Dès lors, le cosmonaute commence à s’inquiéter pour sa propre santé. On ne savait pas grand-chose à l’époque des effets des séjours prolongés dans l’espace sur le corps humain. Toutefois, Krikalev avait connaissance de certains risques. « Aurai-je assez de force ? Pourrai-je me remettre de ce séjour plus long et terminer le programme ? Naturellement, à un moment donné, j’ai eu des doutes« , expliquera-t-il ensuite.

Puis, en octobre, tout le monde quitte la station… sauf Krikalev. Personne d’autre n’ayant en effet assez d’expérience pour rester s’occuper de la structure et les Soviétiques n’ayant pas les moyens d’envoyer un autre cosmonaute, il reste donc là-haut pour « faire tourner la machine ».

Le « dernier citoyen soviétique »

Finalement, le 25 décembre 1991, l’Union soviétique s’effondre. Dès lors, le manque d’argent empêche l’envoi d’une éventuelle mission visant à libérer le cosmonaute de ses fonctions. Certes, il peut encore intégrer la capsule et revenir sur Terre, mais il est bien conscient que son départ signerait la fin de la station Mir. Donc, il reste.

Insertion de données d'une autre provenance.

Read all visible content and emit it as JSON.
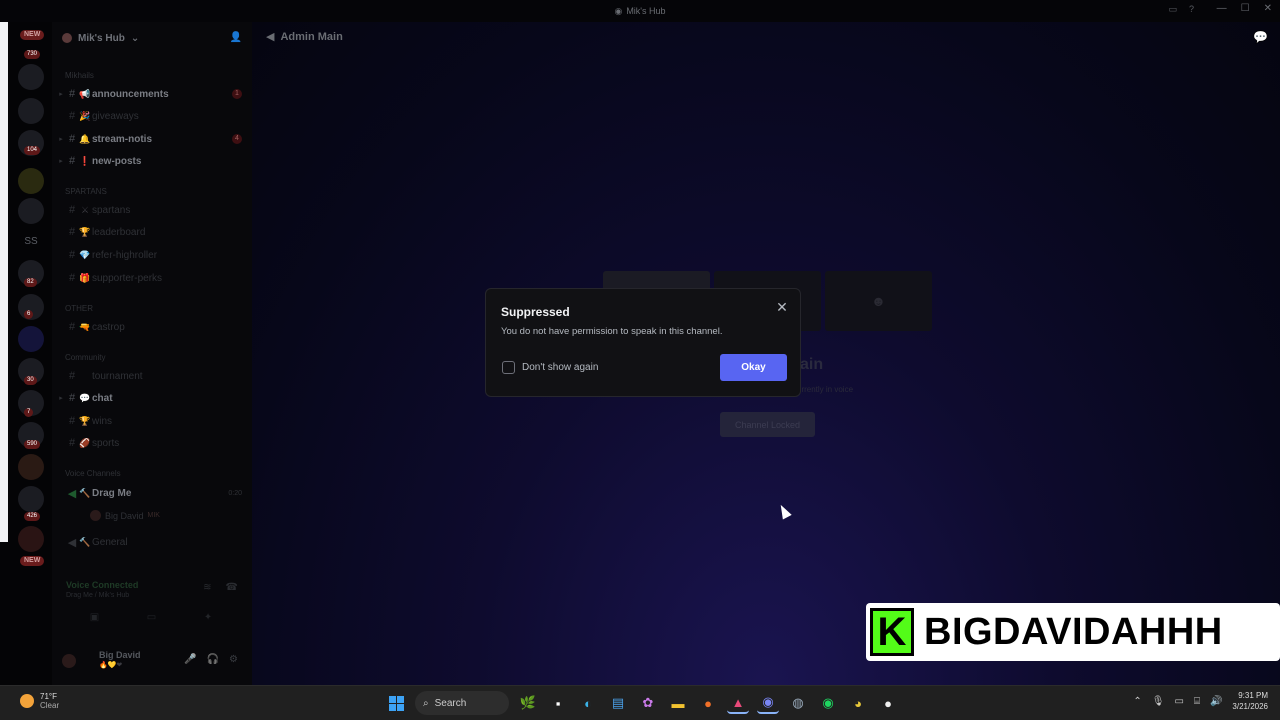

Sous le fardeau de l’hyperinflation, la Russie cherche alors de l’argent et vend des places à bord des Soyouz aux pays occidentaux. Trois mois plus tard, le 25 mars 1992, après avoir passé 311 jours consécutifs dans l’espace, Krikalev rentre finalement sur Terre. L’Allemagne venait en effet de payer 24 millions de dollars à la Russie pour envoyer son mécanicien de bord Klaus-Dietrich Flade à bord de la station.

Dès sa capsule au sol, les autorités extraient alors un homme en combinaison sur laquelle étaient encore cousus le drapeau rouge soviétique et quatre grosses lettres « CCCP » (URSS en russe). L’homme était « blanc comme un cachet d’aspirine et en sueur, tel un morceau de pâte mouillée« , écriront des journaux occidentaux. Les terres sur lesquelles il vient de se poser ne sont plus soviétiques, mais kazakhes. Sa ville natale ne s’appelle plus Leningrad, mais Saint-Pétersbourg. Et son salaire mensuel de 600 roubles, auparavant inaccessible pour la plupart des citoyens du pays, a perdu toute sa valeur.

À son départ, il était citoyen d’un État qui n’existait plus, ce qui lui valut le surnom de « dernier citoyen soviétique ». Il obtiendra finalement le titre de héros de Russie et repartira dans l’espace deux ans plus tard, devenant au passage le premier cosmonaute russe à effectuer un vol à bord d’une navette américaine. Dès 1998, il sera également le premier homme à débarquer à bord de la nouvelle Station spatiale internationale.